1 of 500 revisited

It looks like an orange tsunami is about to sweep over Nova Scotia.  If the polls are to believed – and that’s a mighty debatable if – then the New Democratic Party is about to grab virtually every riding in the province outside of the Valley and Cape Breton.  A prevailing sense that it is simply the NDPs turn is in some measure responsible for this wave of support, but profound disenchantment with Rodney MacDonald’s Tories has much to do with it as well.

The seeming inevitability of such a strong NDP showing on election night has convinced me more than ever that the Green Party has a necessary voice to add to the political spectrum.  I am going to give Darrell Dexter the benefit of the doubt, and hope that he will not govern from as far to the right as he has campaigned.  I am assuming that, sure of support from the NDP base, Mr. Dexter abandoned addressing social issues in this campaign for fear of putting off small-c conservatives and small-l liberals, who might come to the NDP camp if Dexter hammered home the point of fiscal responsibility.  Plus it isn’t a bad point to hammer.  It’s important.

But social responsibility is just as important, and here is where the Green vote counts.  Every vote that is pulled away from the NDP that lands in the Green column will remind Mr. Dexter and his band of new New Democrats that Nova Scotians want socially responsible legislation.  That it isn’t all about the budget for everybody.  That, for some of us – a lot of us – it is about the people.  Every vote that lands in the Green column reminds Mr. Dexter that Nova Scotians are looking to make a better province for their children and their grandchildren, not just an HST cut on electric bills and a few new emergency room beds.  That we want our government to make ethical decisions, like getting out of the VLT business.  Every vote that lands in the Green column reminds the new government that our physical environment is something we care passionately about.  That our health care system should be the greatest in the world and that it can be if we take a holistic approach and listen to the nurses and nurse practitioners and other health care professionals in our province.  Every vote in the Green column reminds Mr.
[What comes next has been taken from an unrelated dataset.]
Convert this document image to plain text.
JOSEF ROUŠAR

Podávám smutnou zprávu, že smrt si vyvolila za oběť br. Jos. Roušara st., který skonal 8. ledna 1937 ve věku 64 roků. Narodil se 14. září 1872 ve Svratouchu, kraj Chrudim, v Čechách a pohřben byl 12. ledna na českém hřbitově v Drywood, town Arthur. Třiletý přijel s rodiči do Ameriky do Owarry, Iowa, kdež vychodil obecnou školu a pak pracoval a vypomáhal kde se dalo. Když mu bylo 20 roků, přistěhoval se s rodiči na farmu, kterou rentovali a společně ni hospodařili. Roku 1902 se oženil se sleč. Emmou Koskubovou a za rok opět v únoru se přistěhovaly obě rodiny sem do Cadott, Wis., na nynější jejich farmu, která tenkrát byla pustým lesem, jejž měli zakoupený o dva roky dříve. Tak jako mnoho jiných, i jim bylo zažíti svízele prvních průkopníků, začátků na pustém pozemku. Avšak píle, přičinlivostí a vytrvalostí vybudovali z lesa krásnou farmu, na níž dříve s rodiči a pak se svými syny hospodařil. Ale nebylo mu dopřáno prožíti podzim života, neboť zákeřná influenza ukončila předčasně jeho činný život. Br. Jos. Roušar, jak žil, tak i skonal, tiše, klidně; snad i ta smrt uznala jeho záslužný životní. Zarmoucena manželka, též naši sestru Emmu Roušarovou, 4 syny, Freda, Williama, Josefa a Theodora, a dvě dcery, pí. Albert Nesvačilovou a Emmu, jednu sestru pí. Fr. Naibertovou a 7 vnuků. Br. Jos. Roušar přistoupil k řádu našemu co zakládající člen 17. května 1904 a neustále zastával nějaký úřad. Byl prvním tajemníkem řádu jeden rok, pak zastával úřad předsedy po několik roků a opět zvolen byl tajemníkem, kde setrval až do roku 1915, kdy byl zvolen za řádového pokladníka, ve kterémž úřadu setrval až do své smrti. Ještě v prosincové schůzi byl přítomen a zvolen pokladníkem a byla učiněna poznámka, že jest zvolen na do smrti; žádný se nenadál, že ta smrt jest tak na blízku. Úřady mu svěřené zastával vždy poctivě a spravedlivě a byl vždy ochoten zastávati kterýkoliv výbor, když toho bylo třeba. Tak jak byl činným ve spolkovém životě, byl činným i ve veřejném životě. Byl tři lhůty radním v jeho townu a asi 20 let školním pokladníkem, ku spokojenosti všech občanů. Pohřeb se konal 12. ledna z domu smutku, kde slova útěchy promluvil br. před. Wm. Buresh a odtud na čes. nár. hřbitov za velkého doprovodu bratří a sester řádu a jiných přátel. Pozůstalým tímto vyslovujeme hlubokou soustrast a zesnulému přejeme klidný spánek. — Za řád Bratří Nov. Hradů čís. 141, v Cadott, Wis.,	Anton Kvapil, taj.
Dexter he cannot take the voter for granted and that he must craft a vision that looks beyond the next election or two.

And so I return to the theme with which I started this campaign: 500 votes to increase the voice for sustainability, self-sufficiency, and social responsibility.   We’re in the last days of this campaign (and I admit that I’m looking forward to some quality time with my boys when this is done), but the real work for the Green Party starts after the election.  The real work starts with us standing and using our small but growing voice to speak to the government, with the citizens, with the  wonderful people who do so much good work with the province’s non-profit organizations.  The real work begins with connecting with the disenfranchised; with poverty, health, education, and environmental activists; with the working and the non-working poor.

The other parties will stop campaigning when this election is over, but that is when the Green Party should really begin.